Phytoestrogens might have advantageous effects on diabetes in women. We performed a systematic review and meta-analysis to determine the effect of phytoestrogens on glucose homeostasis and the risk of type 2 diabetes (T2D) among women. Randomized controlled trials (RCTs) and prospective observational studies that assessed associations of phytoestrogens (supplementation, dietary intake, or biomarkers) with fasting glucose or insulin, homeostatic model assessment of insulin resistance (HOMA-IR), or with the risk of T2D were included. We identified 18 RCTs (n = 1687 individuals) investigating the effect of phytoestrogen supplementation on glucose homeostasis and 9 prospective population-based studies (n = 212,796 individuals) examining the association between phytoestrogen intake and the risk of T2D. Compared with placebo, phytoestrogen supplementation resulted in improvements in fasting glucose and HOMA-IR: the pooled mean differences of changes were -0.12 mmol/L (95% CI: -0.20, -0.03 mmol/L) and -0.24 mmol/L (95% CI: -0.45, -0.03 mmol/L), respectively. Although there was no significant decrease in insulin concentrations with overall phytoestrogen supplementation, the pooled mean difference in changes was -0.99 pmol/L (95% CI: -4.65, 2.68 pmol/L). However, the results of RCTs varied by type of phytoestrogens: soy-derived isoflavones and genistein improved glucose homeostasis, whereas isoflavone mix and daidzein had no effect or were associated with an adverse glycemic profile.
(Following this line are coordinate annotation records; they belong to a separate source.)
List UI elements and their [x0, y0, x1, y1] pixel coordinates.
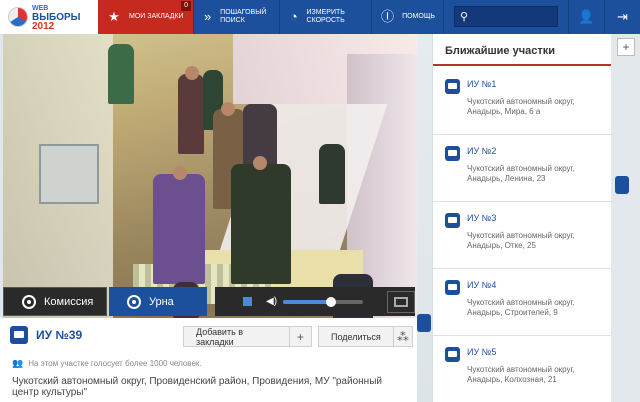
ballot-icon: [445, 280, 460, 295]
station-name: ИУ №4: [467, 280, 497, 290]
user-icon: 👤: [578, 9, 595, 24]
panel-title: Ближайшие участки: [433, 34, 611, 66]
station-info: ИУ №39 Добавить в закладки + Поделиться …: [0, 318, 417, 402]
step-search-icon: »: [203, 9, 212, 24]
bookmarks-count-badge: 0: [181, 1, 191, 11]
list-item[interactable]: ИУ №1 Чукотский автономный округ, Анадыр…: [433, 68, 611, 135]
speedometer-icon: ◔: [289, 9, 298, 24]
share-button[interactable]: Поделиться ⁂: [318, 326, 413, 347]
video-person: [108, 44, 134, 104]
list-item[interactable]: ИУ №5 Чукотский автономный округ, Анадыр…: [433, 336, 611, 402]
voter-count-note: 👥 На этом участке голосует более 1000 че…: [12, 358, 202, 368]
top-bar: WEB ВЫБОРЫ 2012 ★ Мои закладки 0 » Пошаг…: [0, 0, 640, 34]
volume-knob[interactable]: [326, 296, 337, 307]
camera-icon: [22, 294, 36, 309]
video-person-head: [173, 166, 187, 180]
logo-text: WEB ВЫБОРЫ 2012: [32, 4, 81, 32]
list-item[interactable]: ИУ №3 Чукотский автономный округ, Анадыр…: [433, 202, 611, 269]
video-person: [153, 174, 205, 284]
volume-fill: [283, 299, 332, 304]
video-person-head: [253, 156, 267, 170]
nav-bookmarks[interactable]: ★ Мои закладки 0: [98, 0, 194, 34]
add-bookmark-button[interactable]: Добавить в закладки +: [183, 326, 312, 347]
map-marker-icon[interactable]: [615, 176, 629, 194]
station-header: ИУ №39: [10, 326, 82, 344]
list-item[interactable]: ИУ №4 Чукотский автономный округ, Анадыр…: [433, 269, 611, 336]
logout-button[interactable]: ⇥: [604, 0, 640, 34]
video-person-head: [185, 66, 199, 80]
station-name: ИУ №5: [467, 347, 497, 357]
ballot-icon: [445, 347, 460, 362]
stop-button[interactable]: [243, 297, 252, 306]
nearby-stations-panel: Ближайшие участки ИУ №1 Чукотский автоно…: [432, 34, 611, 402]
ballot-icon: [445, 79, 460, 94]
video-person: [178, 74, 204, 154]
zoom-in-button[interactable]: +: [617, 38, 635, 56]
ballot-icon: [445, 213, 460, 228]
station-title: ИУ №39: [36, 328, 83, 342]
ballot-icon: [10, 326, 28, 344]
share-icon: ⁂: [392, 327, 412, 346]
help-icon: ⓘ: [381, 9, 395, 24]
video-stream[interactable]: [3, 34, 417, 318]
nav-step-search[interactable]: » Пошаговый поиск: [194, 0, 280, 34]
station-address: Чукотский автономный округ, Анадырь, Мир…: [467, 97, 575, 116]
search-icon: ⚲: [460, 11, 469, 23]
star-icon: ★: [108, 9, 120, 24]
video-person: [319, 144, 345, 204]
search-input[interactable]: [468, 11, 549, 22]
player-bar: ◀): [215, 287, 416, 316]
nav-measure-speed[interactable]: ◔ Измерить скорость: [280, 0, 372, 34]
station-name: ИУ №3: [467, 213, 497, 223]
camera-icon: [127, 294, 141, 309]
station-name: ИУ №1: [467, 79, 497, 89]
logo[interactable]: WEB ВЫБОРЫ 2012: [0, 0, 98, 34]
fullscreen-icon: [394, 296, 409, 307]
station-name: ИУ №2: [467, 146, 497, 156]
station-address: Чукотский автономный округ, Анадырь, Отк…: [467, 231, 575, 250]
plus-icon: +: [288, 327, 311, 346]
video-controls: Комиссия Урна ◀): [3, 287, 417, 318]
video-person: [231, 164, 291, 284]
nav-help[interactable]: ⓘ Помощь: [372, 0, 444, 34]
station-address: Чукотский автономный округ, Провиденский…: [12, 376, 382, 398]
list-item[interactable]: ИУ №2 Чукотский автономный округ, Анадыр…: [433, 135, 611, 202]
people-icon: 👥: [12, 358, 24, 368]
station-address: Чукотский автономный округ, Анадырь, Кол…: [467, 365, 575, 384]
plus-icon: +: [622, 40, 630, 54]
ballot-icon: [445, 146, 460, 161]
map-marker-icon[interactable]: [417, 314, 431, 332]
search-box: ⚲: [454, 6, 558, 27]
fullscreen-button[interactable]: [387, 290, 416, 313]
map-background[interactable]: [611, 34, 640, 402]
volume-slider[interactable]: [283, 296, 364, 307]
station-address: Чукотский автономный округ, Анадырь, Стр…: [467, 298, 575, 317]
camera-commission-button[interactable]: Комиссия: [3, 287, 107, 316]
volume-icon: ◀): [266, 296, 278, 307]
station-address: Чукотский автономный округ, Анадырь, Лен…: [467, 164, 575, 183]
map-background[interactable]: [417, 34, 432, 402]
logo-ball-icon: [8, 7, 28, 27]
video-ballot-box: [39, 144, 99, 204]
logout-icon: ⇥: [617, 9, 628, 24]
camera-urn-button[interactable]: Урна: [109, 287, 207, 316]
user-button[interactable]: 👤: [568, 0, 604, 34]
video-person-head: [221, 102, 235, 116]
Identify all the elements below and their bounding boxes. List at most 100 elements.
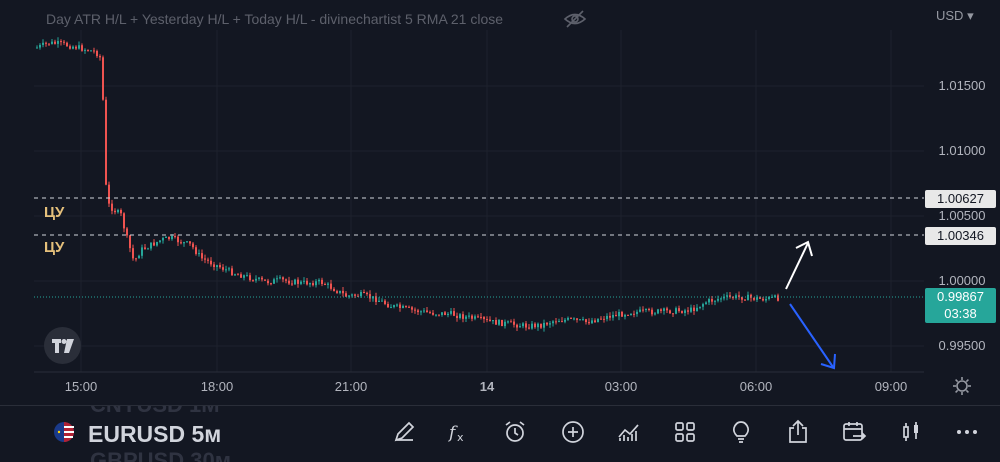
candle-body (339, 290, 341, 293)
candle-body (720, 298, 722, 300)
candle-body (75, 46, 77, 49)
level-label-1: ЦУ (44, 204, 65, 221)
eu-us-flag-icon (54, 422, 74, 442)
candle-body (492, 320, 494, 322)
previous-symbol[interactable]: CNYUSD 1M (90, 406, 220, 418)
candle-body (102, 57, 104, 100)
candle-body (207, 259, 209, 261)
candle-body (696, 307, 698, 311)
candle-body (531, 323, 533, 329)
candle-body (639, 309, 641, 312)
candle-body (165, 236, 167, 238)
candle-body (405, 305, 407, 307)
next-symbol[interactable]: GBPUSD 30м (90, 448, 231, 462)
candle-body (573, 318, 575, 320)
eye-hidden-icon[interactable] (563, 9, 587, 29)
idea-bulb-icon[interactable] (728, 419, 754, 445)
grid-layout-icon[interactable] (672, 419, 698, 445)
more-icon[interactable] (954, 419, 980, 445)
candle-body (765, 298, 767, 301)
candle-body (384, 300, 386, 304)
candle-body (246, 275, 248, 277)
candle-body (105, 99, 107, 185)
candle-body (627, 314, 629, 316)
alert-clock-icon[interactable] (502, 419, 528, 445)
candle-body (693, 307, 695, 311)
share-icon[interactable] (785, 419, 811, 445)
candle-body (276, 278, 278, 280)
date-range-icon[interactable] (841, 419, 867, 445)
candle-body (717, 298, 719, 301)
candle-body (660, 309, 662, 311)
symbol-selector[interactable]: EURUSD 5м (88, 421, 221, 448)
candle-body (612, 314, 614, 318)
indicators-fx-icon[interactable]: fx (446, 419, 472, 445)
candle-body (189, 241, 191, 244)
candle-body (63, 41, 65, 43)
candle-body (663, 308, 665, 311)
candle-body (123, 213, 125, 229)
time-scale-label: 09:00 (875, 379, 908, 394)
candle-body (429, 312, 431, 314)
candle-body (630, 313, 632, 316)
candle-body (585, 319, 587, 323)
candle-body (93, 50, 95, 52)
candle-body (324, 283, 326, 285)
candle-body (426, 310, 428, 313)
candle-body (702, 304, 704, 307)
up-arrow[interactable] (785, 240, 813, 290)
candle-body (231, 268, 233, 276)
price-scale-label: 0.99500 (939, 338, 986, 353)
candle-body (705, 302, 707, 305)
candle-body (177, 236, 179, 243)
candle-body (636, 311, 638, 315)
candle-body (624, 314, 626, 317)
level-price-tag-1: 1.00627 (925, 190, 996, 208)
candle-body (444, 312, 446, 316)
candle-body (288, 280, 290, 284)
compare-chart-icon[interactable] (616, 419, 642, 445)
candle-body (141, 247, 143, 256)
candle-body (606, 315, 608, 320)
candle-body (204, 258, 206, 260)
candle-body (645, 309, 647, 311)
candle-body (108, 184, 110, 204)
candle-body (84, 49, 86, 51)
candle-body (264, 279, 266, 281)
candle-body (414, 309, 416, 311)
candle-body (447, 313, 449, 316)
candle-body (225, 269, 227, 271)
candle-body (336, 291, 338, 293)
candle-body (552, 321, 554, 324)
candle-body (456, 315, 458, 318)
chart-settings-icon[interactable] (952, 376, 972, 396)
candle-body (519, 326, 521, 328)
candle-body (747, 294, 749, 301)
drawing-pen-icon[interactable] (391, 419, 417, 445)
candle-body (507, 321, 509, 323)
tradingview-logo[interactable] (44, 327, 81, 364)
bar-countdown: 03:38 (944, 306, 977, 321)
level-price-tag-2: 1.00346 (925, 227, 996, 245)
candle-body (210, 260, 212, 265)
time-scale-label: 18:00 (201, 379, 234, 394)
price-chart[interactable]: 1.01500 1.01000 1.00500 1.00000 0.99500 15:00… (0, 0, 1000, 405)
add-circle-icon[interactable] (560, 419, 586, 445)
currency-selector[interactable]: USD ▾ (936, 8, 974, 24)
indicator-title[interactable]: Day ATR H/L + Yesterday H/L + Today H/L … (46, 11, 503, 27)
down-arrow[interactable] (789, 303, 836, 370)
time-scale-label: 15:00 (65, 379, 98, 394)
candle-body (135, 258, 137, 260)
candle-body (270, 283, 272, 285)
candle-body (186, 241, 188, 243)
candle-body (480, 316, 482, 318)
chart-area[interactable]: 1.01500 1.01000 1.00500 1.00000 0.99500 15:00… (0, 0, 1000, 405)
candle-body (753, 297, 755, 300)
candle-body (420, 311, 422, 313)
candle-body (528, 327, 530, 329)
candle-body (396, 304, 398, 306)
candle-body (72, 46, 74, 49)
candle-type-icon[interactable] (898, 419, 924, 445)
candle-body (648, 309, 650, 311)
last-price: 0.99867 (937, 289, 984, 304)
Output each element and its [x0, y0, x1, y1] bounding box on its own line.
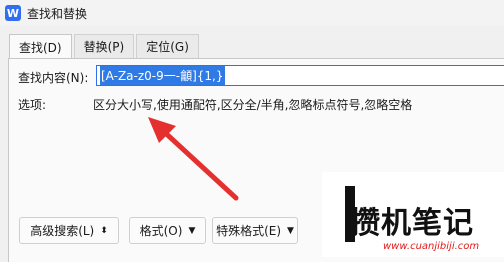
advanced-search-button[interactable]: 高级搜索(L) ⬍: [19, 217, 119, 244]
special-format-button[interactable]: 特殊格式(E) ▼: [212, 217, 298, 244]
watermark-url: www.cuanjibiji.com: [383, 241, 480, 252]
up-down-icon: ⬍: [100, 225, 108, 236]
chevron-down-icon: ▼: [287, 225, 294, 236]
format-label: 格式(O): [139, 224, 183, 238]
arrow-shaft: [157, 125, 239, 201]
chevron-down-icon: ▼: [188, 225, 196, 236]
advanced-search-label: 高级搜索(L): [30, 224, 95, 238]
format-button[interactable]: 格式(O) ▼: [129, 217, 206, 244]
special-format-label: 特殊格式(E): [216, 224, 282, 238]
watermark-text: 攒机笔记: [350, 206, 474, 241]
Higher dietary phytoestrogen intake was associated with a 10% lower risk of developing T2D in observational studies (pooled RR: 0.90; 95% CI: 0.85, 0.96; for the highest compared with the lowest quantiles). Results were similar when the analyses were restricted to only medium- and high-quality studies. Overall, phytoestrogens may have a positive influence on glycemia and could be used for diabetes prevention in women. However, for some individual types of phytoestrogens, such as mixed isoflavones, caution is needed in recommending their use in women, because their use could lead to an adverse glycemic profile in women.